Overview Summary: 10-Sentence Condensed

Electromagnetic radiation follows E = hν = hc/λ with c = $3 \times 10^{8}$ m/s and h = $6.626 \times 10^{-34}$ J·s.
In the photoelectric effect, electrons are ejected only when ν ≥ ν_{0}; kinetic energy KE = h(ν − ν_{0}) depends on frequency alone, not intensity.
The hydrogen spectrum is described by the Rydberg formula: 1/λ = R_H(1/n_{1}^{2} − 1/n_{2}^{2}), with only the Balmer series (n_{1}=2) visible to the naked eye.

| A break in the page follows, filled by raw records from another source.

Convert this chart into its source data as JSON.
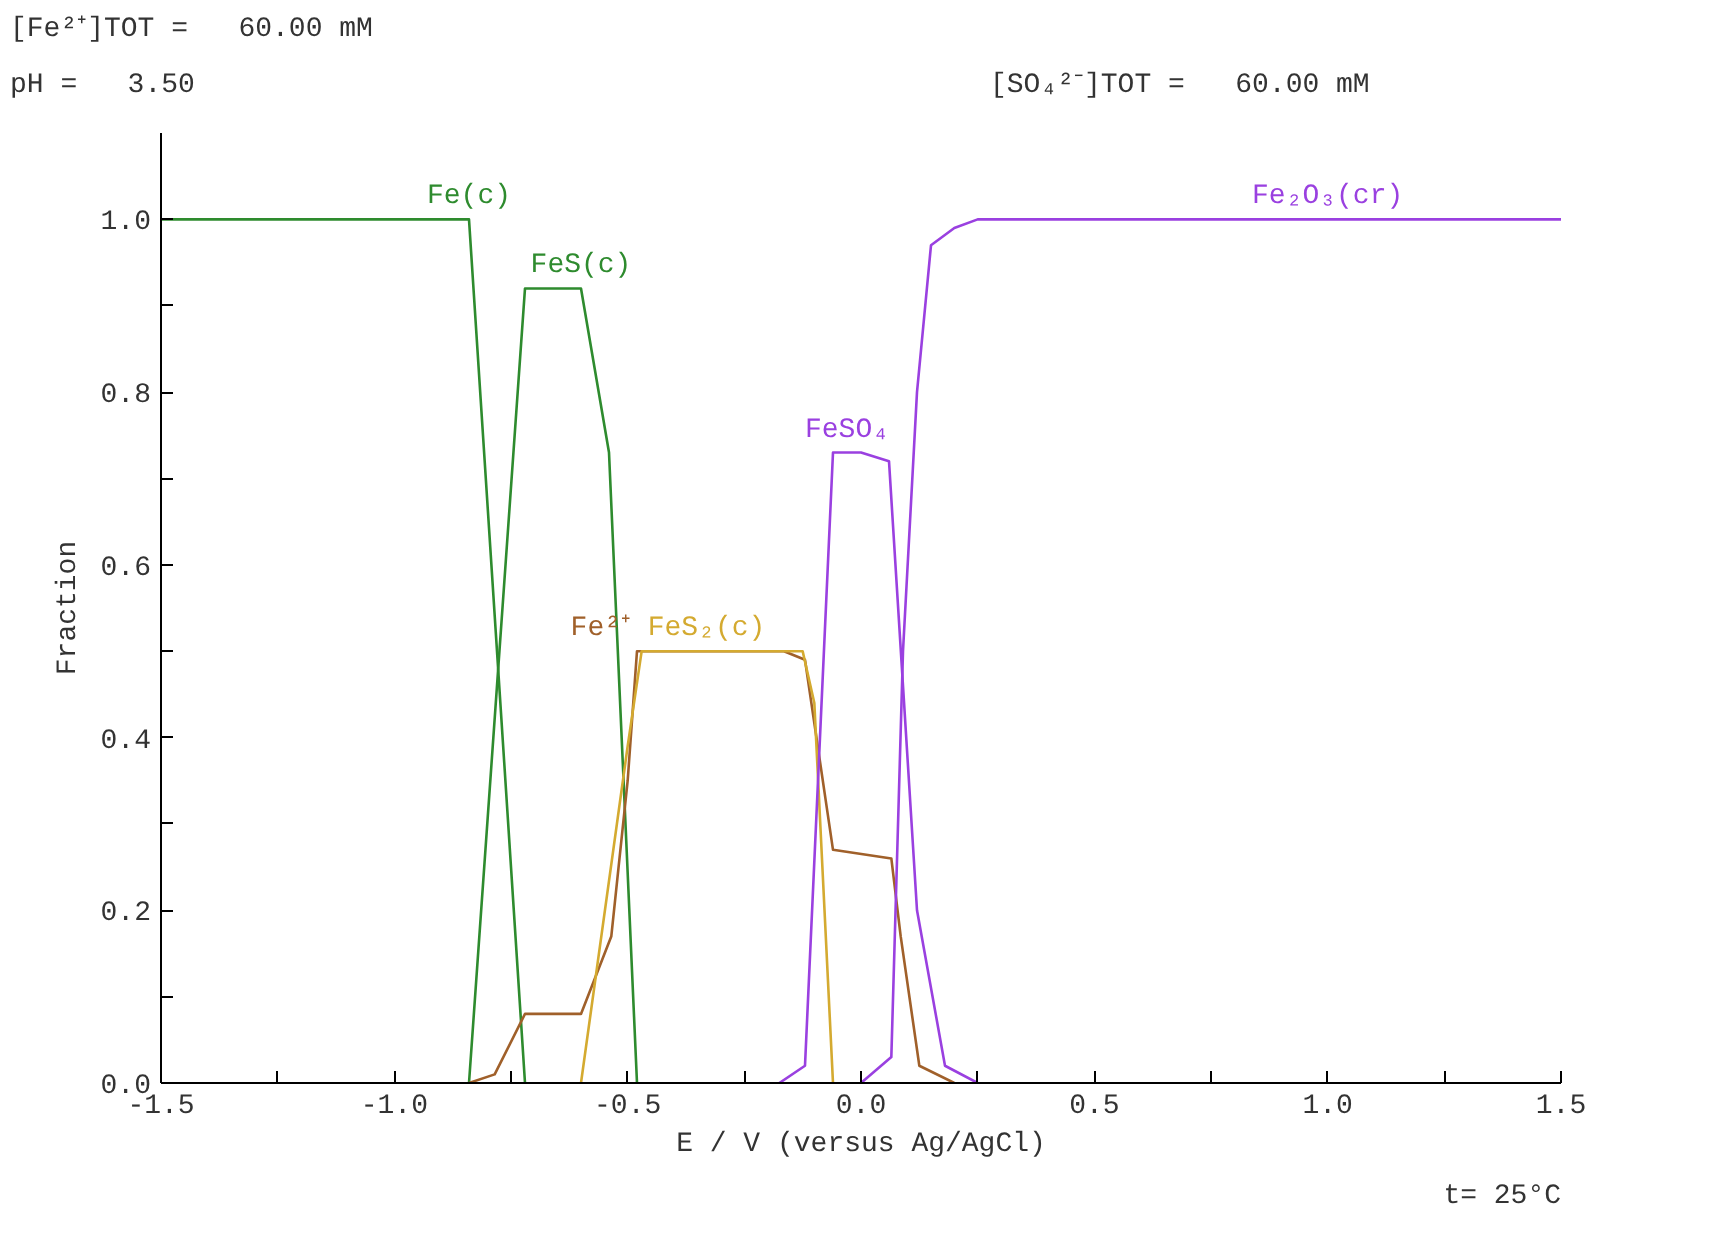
{
  "chart_data": {
    "type": "line",
    "xlabel": "E / V (versus Ag/AgCl)",
    "ylabel": "Fraction",
    "xlim": [
      -1.5,
      1.5
    ],
    "ylim": [
      0,
      1.1
    ],
    "xticks": [
      {
        "value": -1.5,
        "label": "-1.5"
      },
      {
        "value": -1.25,
        "label": null
      },
      {
        "value": -1.0,
        "label": "-1.0"
      },
      {
        "value": -0.75,
        "label": null
      },
      {
        "value": -0.5,
        "label": "-0.5"
      },
      {
        "value": -0.25,
        "label": null
      },
      {
        "value": 0,
        "label": "0.0"
      },
      {
        "value": 0.25,
        "label": null
      },
      {
        "value": 0.5,
        "label": "0.5"
      },
      {
        "value": 0.75,
        "label": null
      },
      {
        "value": 1.0,
        "label": "1.0"
      },
      {
        "value": 1.25,
        "label": null
      },
      {
        "value": 1.5,
        "label": "1.5"
      }
    ],
    "yticks": [
      {
        "value": 0,
        "label": "0.0"
      },
      {
        "value": 0.1,
        "label": null
      },
      {
        "value": 0.2,
        "label": "0.2"
      },
      {
        "value": 0.3,
        "label": null
      },
      {
        "value": 0.4,
        "label": "0.4"
      },
      {
        "value": 0.5,
        "label": null
      },
      {
        "value": 0.6,
        "label": "0.6"
      },
      {
        "value": 0.7,
        "label": null
      },
      {
        "value": 0.8,
        "label": "0.8"
      },
      {
        "value": 0.9,
        "label": null
      },
      {
        "value": 1.0,
        "label": "1.0"
      }
    ],
    "grid": false,
    "series": [
      {
        "color": "#2e8b2e",
        "x": [
          -1.5,
          -0.84,
          -0.72
        ],
        "values": [
          1.0,
          1.0,
          0
        ]
      },
      {
        "color": "#2e8b2e",
        "x": [
          -0.84,
          -0.72,
          -0.6,
          -0.54,
          -0.48
        ],
        "values": [
          0,
          0.92,
          0.92,
          0.73,
          0
        ]
      },
      {
        "color": "#a0602a",
        "x": [
          -0.84,
          -0.785,
          -0.72,
          -0.6,
          -0.535,
          -0.5,
          -0.48,
          -0.165,
          -0.12,
          -0.06,
          0.065,
          0.085,
          0.125,
          0.2
        ],
        "values": [
          0,
          0.01,
          0.08,
          0.08,
          0.17,
          0.35,
          0.5,
          0.5,
          0.49,
          0.27,
          0.26,
          0.17,
          0.02,
          0
        ]
      },
      {
        "color": "#d4aa30",
        "x": [
          -0.6,
          -0.5,
          -0.47,
          -0.125,
          -0.1,
          -0.06
        ],
        "values": [
          0,
          0.39,
          0.5,
          0.5,
          0.44,
          0
        ]
      },
      {
        "color": "#9a40e0",
        "x": [
          -0.175,
          -0.12,
          -0.06,
          0.0,
          0.06,
          0.12,
          0.18,
          0.25
        ],
        "values": [
          0,
          0.02,
          0.73,
          0.73,
          0.72,
          0.2,
          0.02,
          0
        ]
      },
      {
        "color": "#9a40e0",
        "x": [
          0.0,
          0.065,
          0.09,
          0.12,
          0.15,
          0.2,
          0.25,
          1.5
        ],
        "values": [
          0,
          0.03,
          0.5,
          0.8,
          0.97,
          0.99,
          1.0,
          1.0
        ]
      }
    ],
    "annotations": [
      "[Fe²⁺]TOT =   60.00 mM",
      "pH =   3.50",
      "[SO₄²⁻]TOT =   60.00 mM",
      "t= 25°C",
      {
        "text": "Fe(c)",
        "x": -0.84,
        "y": 1.0
      },
      {
        "text": "FeS(c)",
        "x": -0.6,
        "y": 0.92
      },
      {
        "text": "Fe²⁺",
        "x": -0.48,
        "y": 0.5
      },
      {
        "text": "FeS₂(c)",
        "x": -0.47,
        "y": 0.5
      },
      {
        "text": "FeSO₄",
        "x": -0.03,
        "y": 0.73
      },
      {
        "text": "Fe₂O₃(cr)",
        "x": 1.0,
        "y": 1.0
      }
    ]
  }
}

Bohr's model gives E_n = −13.6 $Z^{2}$ / $n^{2}$ eV, r_n = 0.529 $n^{2}$ /Z Å, and v_n = $2.18 \times 10^{6}$ Z/n m/s for hydrogen-like atoms.
Total spectral lines when electrons de-excite from level n = n(n−1)/2 (not $n^{2}$ which counts orbitals).

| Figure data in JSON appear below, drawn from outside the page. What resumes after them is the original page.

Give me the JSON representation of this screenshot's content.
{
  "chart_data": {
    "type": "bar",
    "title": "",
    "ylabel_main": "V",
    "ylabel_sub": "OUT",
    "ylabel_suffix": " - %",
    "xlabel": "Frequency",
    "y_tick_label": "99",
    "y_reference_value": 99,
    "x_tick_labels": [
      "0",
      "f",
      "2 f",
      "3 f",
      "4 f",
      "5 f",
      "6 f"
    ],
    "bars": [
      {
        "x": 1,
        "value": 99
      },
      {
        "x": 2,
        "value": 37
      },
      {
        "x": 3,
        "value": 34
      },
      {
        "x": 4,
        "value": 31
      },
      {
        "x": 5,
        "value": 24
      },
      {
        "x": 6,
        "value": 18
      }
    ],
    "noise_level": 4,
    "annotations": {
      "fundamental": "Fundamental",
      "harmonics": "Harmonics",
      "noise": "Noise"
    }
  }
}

de Broglie wavelength λ = h/mv applies to all matter; the standing wave condition nλ = 2πr justifies Bohr's angular momentum quantization.
The Heisenberg uncertainty principle ( $\Delta x$ · $\Delta p$ ≥ h/4π) makes simultaneous exact knowledge of position and momentum impossible, invalidating Bohr's definite orbits.
Four quantum numbers describe each electron: n (shell), l (shape, 0 to n−1), mₗ (orientation, −l to +l), mₛ (spin, ±½); nodes: total=n−1, angular=l, radial=n−l−1.
Aufbau (n+l rule), Pauli (max 2 per orbital), and Hund's (maximum unpaired) govern electron filling; Cr=[Ar]3 $d^{5}$ 4 $s^{1}$ and Cu=[Ar]3 $d^{10}$ 4 $s^{1}$ are anomalous due to half/full d stability.
For transition metal cations, 4s electrons are removed before 3d electrons (e.g., $Fe^{3+}$ = [Ar]3 $d^{5}$ after removing 4 $s^{2}$ and one 3d from Fe).